On February 18, LaCalle’s Escadrilla, along with a Soviet I-15 and an I-16 squadron, formed a Lufbery circle above what the Republicans described as 85 He-51s (actually 25 Fiat C.R.32 fighters). When several Fiat pilots tried to lure stragglers away, Leider took the bait. Going after what looked like easy targets, he soon had three enemy fighters on his tail. According to fellow American pilot Frank Tinker, Leider’s Chato shuddered, then dived toward the ground and slammed into a hill. Three rounds had penetrated the cockpit, one passing through Leider’s leg.

LaCalle’s version of events was different. He claimed that as Leider dived away from the Lufbery circle, a“Heinkel”locked onto his tail. LaCalle came to Leider’s assistance, blasting his assailant from behind with machinegun fire. He then signaled the American to head for home. But halfway there, LaCalle realized Leider had disappeared. However it happened, Ben Leider was the first American airman killed in the Spanish Civil War.

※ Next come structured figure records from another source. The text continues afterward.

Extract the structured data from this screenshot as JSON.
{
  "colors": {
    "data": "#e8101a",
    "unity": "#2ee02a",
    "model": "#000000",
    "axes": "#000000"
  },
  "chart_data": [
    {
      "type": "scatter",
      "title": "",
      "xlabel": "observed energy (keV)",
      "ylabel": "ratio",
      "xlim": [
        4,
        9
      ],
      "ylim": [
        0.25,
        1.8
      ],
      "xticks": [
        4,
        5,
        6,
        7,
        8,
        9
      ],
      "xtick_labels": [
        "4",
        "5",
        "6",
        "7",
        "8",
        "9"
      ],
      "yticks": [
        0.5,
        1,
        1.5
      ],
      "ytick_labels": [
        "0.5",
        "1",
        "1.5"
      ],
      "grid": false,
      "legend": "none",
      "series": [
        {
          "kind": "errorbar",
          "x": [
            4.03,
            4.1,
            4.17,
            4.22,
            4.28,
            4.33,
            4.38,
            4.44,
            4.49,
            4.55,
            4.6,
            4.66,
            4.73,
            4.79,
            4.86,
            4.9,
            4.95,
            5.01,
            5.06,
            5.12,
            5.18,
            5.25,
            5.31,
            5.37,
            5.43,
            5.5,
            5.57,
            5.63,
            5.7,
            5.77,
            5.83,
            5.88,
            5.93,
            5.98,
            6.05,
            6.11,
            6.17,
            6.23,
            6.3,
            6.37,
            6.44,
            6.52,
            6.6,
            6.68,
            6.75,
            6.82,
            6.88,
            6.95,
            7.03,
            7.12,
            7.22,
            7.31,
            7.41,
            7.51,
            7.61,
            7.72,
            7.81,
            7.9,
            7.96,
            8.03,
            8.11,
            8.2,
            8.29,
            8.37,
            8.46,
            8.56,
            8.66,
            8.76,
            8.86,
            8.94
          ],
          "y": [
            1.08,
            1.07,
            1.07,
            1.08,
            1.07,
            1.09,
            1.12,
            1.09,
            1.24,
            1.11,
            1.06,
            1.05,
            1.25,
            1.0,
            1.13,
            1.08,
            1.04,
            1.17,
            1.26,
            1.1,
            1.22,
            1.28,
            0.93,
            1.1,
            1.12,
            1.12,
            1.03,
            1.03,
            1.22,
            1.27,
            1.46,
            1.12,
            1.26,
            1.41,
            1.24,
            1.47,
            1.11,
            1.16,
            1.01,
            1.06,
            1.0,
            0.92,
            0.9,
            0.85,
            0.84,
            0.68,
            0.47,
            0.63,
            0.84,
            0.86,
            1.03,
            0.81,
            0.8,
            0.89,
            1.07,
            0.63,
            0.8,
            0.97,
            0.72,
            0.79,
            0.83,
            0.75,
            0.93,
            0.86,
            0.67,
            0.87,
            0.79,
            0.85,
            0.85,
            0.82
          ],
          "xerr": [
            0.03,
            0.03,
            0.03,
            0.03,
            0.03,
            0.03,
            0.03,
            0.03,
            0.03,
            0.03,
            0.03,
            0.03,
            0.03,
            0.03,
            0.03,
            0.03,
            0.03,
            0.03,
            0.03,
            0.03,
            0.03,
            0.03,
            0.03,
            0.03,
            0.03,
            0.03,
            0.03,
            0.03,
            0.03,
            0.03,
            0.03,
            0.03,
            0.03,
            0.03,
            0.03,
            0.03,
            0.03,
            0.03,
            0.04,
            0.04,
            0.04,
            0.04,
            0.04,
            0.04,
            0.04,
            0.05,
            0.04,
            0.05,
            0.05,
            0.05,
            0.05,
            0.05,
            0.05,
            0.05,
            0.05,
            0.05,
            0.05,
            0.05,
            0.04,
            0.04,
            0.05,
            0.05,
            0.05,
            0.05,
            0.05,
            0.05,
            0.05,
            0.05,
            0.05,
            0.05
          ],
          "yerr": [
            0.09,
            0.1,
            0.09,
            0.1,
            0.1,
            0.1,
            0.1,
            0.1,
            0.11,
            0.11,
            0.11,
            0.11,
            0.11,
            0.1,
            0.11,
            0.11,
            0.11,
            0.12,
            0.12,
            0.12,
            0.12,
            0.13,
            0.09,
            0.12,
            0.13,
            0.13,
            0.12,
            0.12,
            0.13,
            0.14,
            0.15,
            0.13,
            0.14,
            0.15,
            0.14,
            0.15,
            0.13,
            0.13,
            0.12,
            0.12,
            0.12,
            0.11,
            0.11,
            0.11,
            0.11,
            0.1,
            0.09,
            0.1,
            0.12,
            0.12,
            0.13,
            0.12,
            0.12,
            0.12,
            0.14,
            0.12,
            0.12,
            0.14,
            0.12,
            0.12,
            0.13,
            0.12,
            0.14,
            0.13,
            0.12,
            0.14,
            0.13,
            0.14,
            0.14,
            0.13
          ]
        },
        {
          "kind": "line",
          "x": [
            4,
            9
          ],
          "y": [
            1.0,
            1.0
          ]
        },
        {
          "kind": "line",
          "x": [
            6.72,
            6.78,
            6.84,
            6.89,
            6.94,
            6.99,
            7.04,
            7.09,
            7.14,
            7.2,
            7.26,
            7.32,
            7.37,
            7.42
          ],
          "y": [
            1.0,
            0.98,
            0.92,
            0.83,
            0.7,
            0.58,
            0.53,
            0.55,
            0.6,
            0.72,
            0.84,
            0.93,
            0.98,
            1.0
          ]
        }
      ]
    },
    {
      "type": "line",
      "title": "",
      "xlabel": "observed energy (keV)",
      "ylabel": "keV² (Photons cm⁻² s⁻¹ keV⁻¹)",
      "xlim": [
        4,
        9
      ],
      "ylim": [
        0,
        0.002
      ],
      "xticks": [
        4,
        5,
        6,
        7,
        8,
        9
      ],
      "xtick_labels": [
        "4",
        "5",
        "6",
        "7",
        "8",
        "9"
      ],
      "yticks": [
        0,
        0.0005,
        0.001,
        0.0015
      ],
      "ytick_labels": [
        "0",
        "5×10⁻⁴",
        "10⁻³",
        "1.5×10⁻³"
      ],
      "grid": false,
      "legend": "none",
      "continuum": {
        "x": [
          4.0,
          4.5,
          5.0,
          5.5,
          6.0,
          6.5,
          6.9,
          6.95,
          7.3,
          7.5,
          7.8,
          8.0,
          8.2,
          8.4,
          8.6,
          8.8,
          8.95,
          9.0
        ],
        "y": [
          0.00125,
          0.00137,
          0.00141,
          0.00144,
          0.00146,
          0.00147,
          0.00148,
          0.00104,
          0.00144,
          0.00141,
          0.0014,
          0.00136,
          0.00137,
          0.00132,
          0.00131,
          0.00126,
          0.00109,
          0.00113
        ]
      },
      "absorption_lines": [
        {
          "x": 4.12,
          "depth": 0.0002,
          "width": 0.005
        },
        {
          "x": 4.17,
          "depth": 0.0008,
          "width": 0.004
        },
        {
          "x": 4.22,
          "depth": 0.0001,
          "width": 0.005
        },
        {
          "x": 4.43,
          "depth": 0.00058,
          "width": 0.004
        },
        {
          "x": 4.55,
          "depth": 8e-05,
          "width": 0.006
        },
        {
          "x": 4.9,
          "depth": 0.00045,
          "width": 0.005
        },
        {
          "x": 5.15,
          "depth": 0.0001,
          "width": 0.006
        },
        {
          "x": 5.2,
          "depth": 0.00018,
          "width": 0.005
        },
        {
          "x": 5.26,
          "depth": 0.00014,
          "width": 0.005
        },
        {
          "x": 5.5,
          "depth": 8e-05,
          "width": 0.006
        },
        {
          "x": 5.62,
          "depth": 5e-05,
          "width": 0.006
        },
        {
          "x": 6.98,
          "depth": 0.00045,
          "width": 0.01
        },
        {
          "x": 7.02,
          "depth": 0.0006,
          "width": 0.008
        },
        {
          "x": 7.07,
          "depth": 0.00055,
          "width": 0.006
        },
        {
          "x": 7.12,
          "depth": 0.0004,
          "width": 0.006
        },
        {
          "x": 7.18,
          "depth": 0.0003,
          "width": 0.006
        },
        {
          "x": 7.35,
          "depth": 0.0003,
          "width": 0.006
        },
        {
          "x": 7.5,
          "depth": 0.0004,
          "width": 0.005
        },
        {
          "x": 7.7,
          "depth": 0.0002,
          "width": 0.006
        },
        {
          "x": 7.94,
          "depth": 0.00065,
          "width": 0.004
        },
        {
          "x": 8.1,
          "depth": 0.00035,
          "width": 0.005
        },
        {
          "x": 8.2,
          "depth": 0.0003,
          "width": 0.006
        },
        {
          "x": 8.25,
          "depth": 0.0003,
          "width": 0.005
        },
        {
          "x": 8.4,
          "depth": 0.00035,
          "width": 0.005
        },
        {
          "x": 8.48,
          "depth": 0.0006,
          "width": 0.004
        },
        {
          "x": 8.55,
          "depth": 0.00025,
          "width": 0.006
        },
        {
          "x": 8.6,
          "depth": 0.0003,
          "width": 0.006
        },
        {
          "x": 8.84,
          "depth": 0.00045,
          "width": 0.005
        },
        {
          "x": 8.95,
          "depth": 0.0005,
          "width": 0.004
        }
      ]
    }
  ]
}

Leider was initially buried in Spain. In July 1938, his family requested that his remains be returned home. On August 18, his casket was paraded through Times Square to a memorial service at Carnegie Hall, with an honor guard of Abraham Lincoln Brigade members. Rabbi Benjamin Plotkin commented that Leider had been “no mere adventurer, no conventional hero, but a soldier of a new time who, loving humanity and sensitive to its sufferings, was glad to sacrifice his life for a noble cause.” A children’s colony in eastern Spain, founded to house orphans from the conflict, was named in the fallen American airman’s honor: La Casa Ben Leider.